A Business Model May Emerge, But Will The Product Be The Same?
A music exec fessed up to Michael Arrington recently that the music business was near bottom. I smirked when I read that because the book business seemingly isn’t contemplating a bottom let alone looking for one. Two new imprints came into existence last week. Blago and Kathy Griffin got book deals. The Kindle, Shortcovers and Fictionwise are ascendant. Why worry? Digital distribution was what blind-sided the music business. At least the book business knows what is coming.
Maybe not.
The transition from the CD to the web didn’t transform the product at the heart of the music business. A song is still a song. The book, on the other hand, is about to be blown up.
This week I was introduced to an online learning platform for textbooks. As a student, you can’t link to a particular destination within the platform’s content (if you wanted to reference a page in email for instance) and you can’t search within the book. It was like the whole learning experience was taking place inside a .flv file. It was garbage.
Any company that creates information products — video, text, powerpoint — could easily muscle in on academic publishers by providing something the academic publishers aren’t — a user-centred approach.
Imagining a better textbook made me realize a better non-fiction book wouldn’t be much different. The aspiring business book authors of the world could contract with Duarte Design (Al-Gore-Style), instead of signing a book deal. The prestige would be there. The book paradigm wouldn’t be.

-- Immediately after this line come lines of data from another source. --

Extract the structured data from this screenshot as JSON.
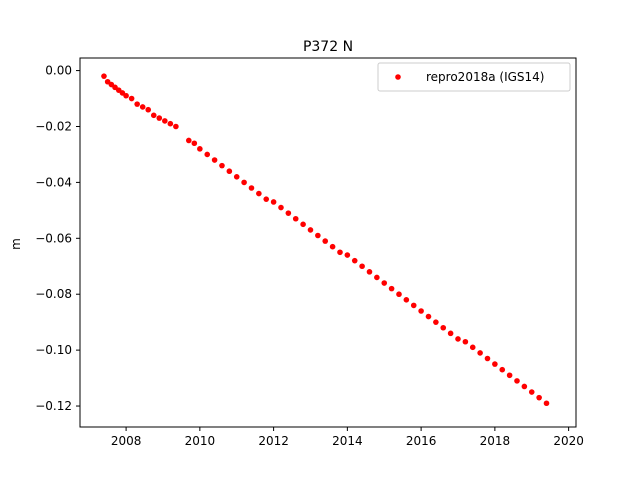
{
  "chart_data": {
    "type": "scatter",
    "title": "P372 N",
    "xlabel": "",
    "ylabel": "m",
    "xlim": [
      2006.75,
      2020.2
    ],
    "ylim": [
      -0.1275,
      0.0045
    ],
    "xticks": [
      2008,
      2010,
      2012,
      2014,
      2016,
      2018,
      2020
    ],
    "yticks": [
      0.0,
      -0.02,
      -0.04,
      -0.06,
      -0.08,
      -0.1,
      -0.12
    ],
    "ytick_labels": [
      "0.00",
      "−0.02",
      "−0.04",
      "−0.06",
      "−0.08",
      "−0.10",
      "−0.12"
    ],
    "grid": false,
    "legend_position": "top-right",
    "series": [
      {
        "name": "repro2018a (IGS14)",
        "color": "#ff0000",
        "marker": "circle",
        "x": [
          2007.4,
          2007.5,
          2007.6,
          2007.7,
          2007.8,
          2007.9,
          2008.0,
          2008.15,
          2008.3,
          2008.45,
          2008.6,
          2008.75,
          2008.9,
          2009.05,
          2009.2,
          2009.35,
          2009.7,
          2009.85,
          2010.0,
          2010.2,
          2010.4,
          2010.6,
          2010.8,
          2011.0,
          2011.2,
          2011.4,
          2011.6,
          2011.8,
          2012.0,
          2012.2,
          2012.4,
          2012.6,
          2012.8,
          2013.0,
          2013.2,
          2013.4,
          2013.6,
          2013.8,
          2014.0,
          2014.2,
          2014.4,
          2014.6,
          2014.8,
          2015.0,
          2015.2,
          2015.4,
          2015.6,
          2015.8,
          2016.0,
          2016.2,
          2016.4,
          2016.6,
          2016.8,
          2017.0,
          2017.2,
          2017.4,
          2017.6,
          2017.8,
          2018.0,
          2018.2,
          2018.4,
          2018.6,
          2018.8,
          2019.0,
          2019.2,
          2019.4
        ],
        "y": [
          -0.002,
          -0.004,
          -0.005,
          -0.006,
          -0.007,
          -0.008,
          -0.009,
          -0.01,
          -0.012,
          -0.013,
          -0.014,
          -0.016,
          -0.017,
          -0.018,
          -0.019,
          -0.02,
          -0.025,
          -0.026,
          -0.028,
          -0.03,
          -0.032,
          -0.034,
          -0.036,
          -0.038,
          -0.04,
          -0.042,
          -0.044,
          -0.046,
          -0.047,
          -0.049,
          -0.051,
          -0.053,
          -0.055,
          -0.057,
          -0.059,
          -0.061,
          -0.063,
          -0.065,
          -0.066,
          -0.068,
          -0.07,
          -0.072,
          -0.074,
          -0.076,
          -0.078,
          -0.08,
          -0.082,
          -0.084,
          -0.086,
          -0.088,
          -0.09,
          -0.092,
          -0.094,
          -0.096,
          -0.097,
          -0.099,
          -0.101,
          -0.103,
          -0.105,
          -0.107,
          -0.109,
          -0.111,
          -0.113,
          -0.115,
          -0.117,
          -0.119
        ]
      }
    ],
    "annotations": {
      "data_gap": [
        2009.4,
        2009.65
      ]
    }
  }
}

The music exec that talked to Arrington basically said the labels would be ok because the foundation of the business — the artist and the song — was still in their corner. When you start thinking about books as information products, you quickly realize book publishers are maybe third or fourth on the list of go-to information providers. We aren’t bad, but we aren’t the best. Academic and non-fiction houses need to start thinking in terms of excellence in information delivery rather than being best seller machines. To paraphrase Chris Brogan, books are souvenirs for experiences in other media. Open your R&D labs soon.